Le capital républicain

Olivier Faure

Editions l’aube
64 pages - 9€
Essai

Crise après crise, la reproduction sociale opère un tri implacable entre ceux qui peuvent faire des études, ceux qui réussissent, et les autres. Il en ressort un paradoxe antiredistributif : aux fortunés, les études longues et prestigieuses ; aux modestes, l'échec scolaire ou, dans le meilleur des cas, ­l'accès à des filières courtes. Comment remédier à cette injustice persistante en raison de l'origine sociale, à cette iniquité des chances à l'entrée de la vie active ? Comment sortir de cette situation qui conduit les moins aisés à financer les études des enfants les plus dotés ? En créant, nous propose Olivier Faure dans cet essai percutant et concret, un « capital républicain », sous forme de dotation universelle à la naissance indexée sur les études suivies et mobilisable tout au long de la vie par ceux qui ont quitté le système éducatif prématurément.
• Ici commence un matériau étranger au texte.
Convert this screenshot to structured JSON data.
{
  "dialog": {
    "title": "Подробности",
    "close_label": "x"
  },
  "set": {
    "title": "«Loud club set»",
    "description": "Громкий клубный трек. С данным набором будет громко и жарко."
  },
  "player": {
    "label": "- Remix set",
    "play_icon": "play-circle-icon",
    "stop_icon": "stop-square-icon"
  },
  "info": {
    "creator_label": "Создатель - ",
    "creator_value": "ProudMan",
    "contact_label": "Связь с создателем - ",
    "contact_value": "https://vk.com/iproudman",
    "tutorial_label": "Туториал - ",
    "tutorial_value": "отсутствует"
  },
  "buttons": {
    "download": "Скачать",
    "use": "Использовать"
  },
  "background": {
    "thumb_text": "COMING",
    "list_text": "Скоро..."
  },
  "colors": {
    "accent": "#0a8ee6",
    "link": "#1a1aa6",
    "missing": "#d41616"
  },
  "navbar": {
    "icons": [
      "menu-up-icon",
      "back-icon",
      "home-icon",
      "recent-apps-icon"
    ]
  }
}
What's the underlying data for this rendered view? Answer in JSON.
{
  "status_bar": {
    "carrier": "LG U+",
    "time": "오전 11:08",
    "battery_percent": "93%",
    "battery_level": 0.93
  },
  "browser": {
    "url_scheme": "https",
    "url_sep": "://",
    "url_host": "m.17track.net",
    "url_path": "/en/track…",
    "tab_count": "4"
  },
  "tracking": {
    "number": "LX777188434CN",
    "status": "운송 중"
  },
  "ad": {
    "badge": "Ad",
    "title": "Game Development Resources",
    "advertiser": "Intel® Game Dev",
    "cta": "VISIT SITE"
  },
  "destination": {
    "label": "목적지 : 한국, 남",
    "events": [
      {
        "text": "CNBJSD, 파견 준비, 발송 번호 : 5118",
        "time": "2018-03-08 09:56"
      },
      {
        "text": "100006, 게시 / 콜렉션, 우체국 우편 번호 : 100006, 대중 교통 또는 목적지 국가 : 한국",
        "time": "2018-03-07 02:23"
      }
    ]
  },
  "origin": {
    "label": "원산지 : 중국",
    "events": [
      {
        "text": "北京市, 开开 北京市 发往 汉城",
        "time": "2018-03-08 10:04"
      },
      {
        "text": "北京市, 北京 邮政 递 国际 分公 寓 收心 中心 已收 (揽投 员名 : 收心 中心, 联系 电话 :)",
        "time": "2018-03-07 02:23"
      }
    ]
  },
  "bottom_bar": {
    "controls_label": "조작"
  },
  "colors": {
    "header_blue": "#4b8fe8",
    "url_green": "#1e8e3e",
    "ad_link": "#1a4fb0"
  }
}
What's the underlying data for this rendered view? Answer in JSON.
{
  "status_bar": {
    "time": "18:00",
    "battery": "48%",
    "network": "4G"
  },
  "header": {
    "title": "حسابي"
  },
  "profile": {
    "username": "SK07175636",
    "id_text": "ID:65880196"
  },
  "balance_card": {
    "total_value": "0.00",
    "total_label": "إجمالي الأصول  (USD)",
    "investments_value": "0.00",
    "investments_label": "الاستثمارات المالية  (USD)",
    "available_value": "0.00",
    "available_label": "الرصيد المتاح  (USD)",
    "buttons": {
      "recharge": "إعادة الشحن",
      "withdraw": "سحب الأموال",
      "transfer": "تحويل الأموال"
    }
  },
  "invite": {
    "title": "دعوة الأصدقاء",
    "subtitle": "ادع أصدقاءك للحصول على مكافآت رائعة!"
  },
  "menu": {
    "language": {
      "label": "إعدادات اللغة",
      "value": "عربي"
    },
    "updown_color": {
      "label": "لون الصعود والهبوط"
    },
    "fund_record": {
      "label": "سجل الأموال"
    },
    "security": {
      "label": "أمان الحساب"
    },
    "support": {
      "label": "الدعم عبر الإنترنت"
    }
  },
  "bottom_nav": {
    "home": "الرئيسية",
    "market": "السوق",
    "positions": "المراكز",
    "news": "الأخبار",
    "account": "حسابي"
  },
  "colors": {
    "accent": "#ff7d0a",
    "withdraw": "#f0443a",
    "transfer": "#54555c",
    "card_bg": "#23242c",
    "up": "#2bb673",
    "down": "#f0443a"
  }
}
Ainsi, chacune ou chacun, quels que soient son point de départ, son parcours et ses aspirations, pourra bénéficier d'un engagement, non pas identique, mais équivalent de la part de la puissance publique. Et de nouveau croire en la promesse républicaine.

Mon avis sur “Le capital républicain”

Dans le capital républicain, Olivier Faure, le chef du Parti Socialiste, nous explique son idée pour retrouver l’égalité des chances dans le secteur de l’éducation. Aujourd’hui les enfants de familles riches font de plus longues études que les enfants de familles pauvres : 23 % des enfants de cadre auront un bac +5 contre 5% des enfants d’ouvrier.
Les études étant financées par l’Etat, il faudrait selon lui rectifier cette différence de dépense par un chèque qu’on donnerait aux jeunes qui sortent du système scolaire avant BAC +2, contre une proposition de projet: par exemple, créer une entreprise ou financer le permis de conduire.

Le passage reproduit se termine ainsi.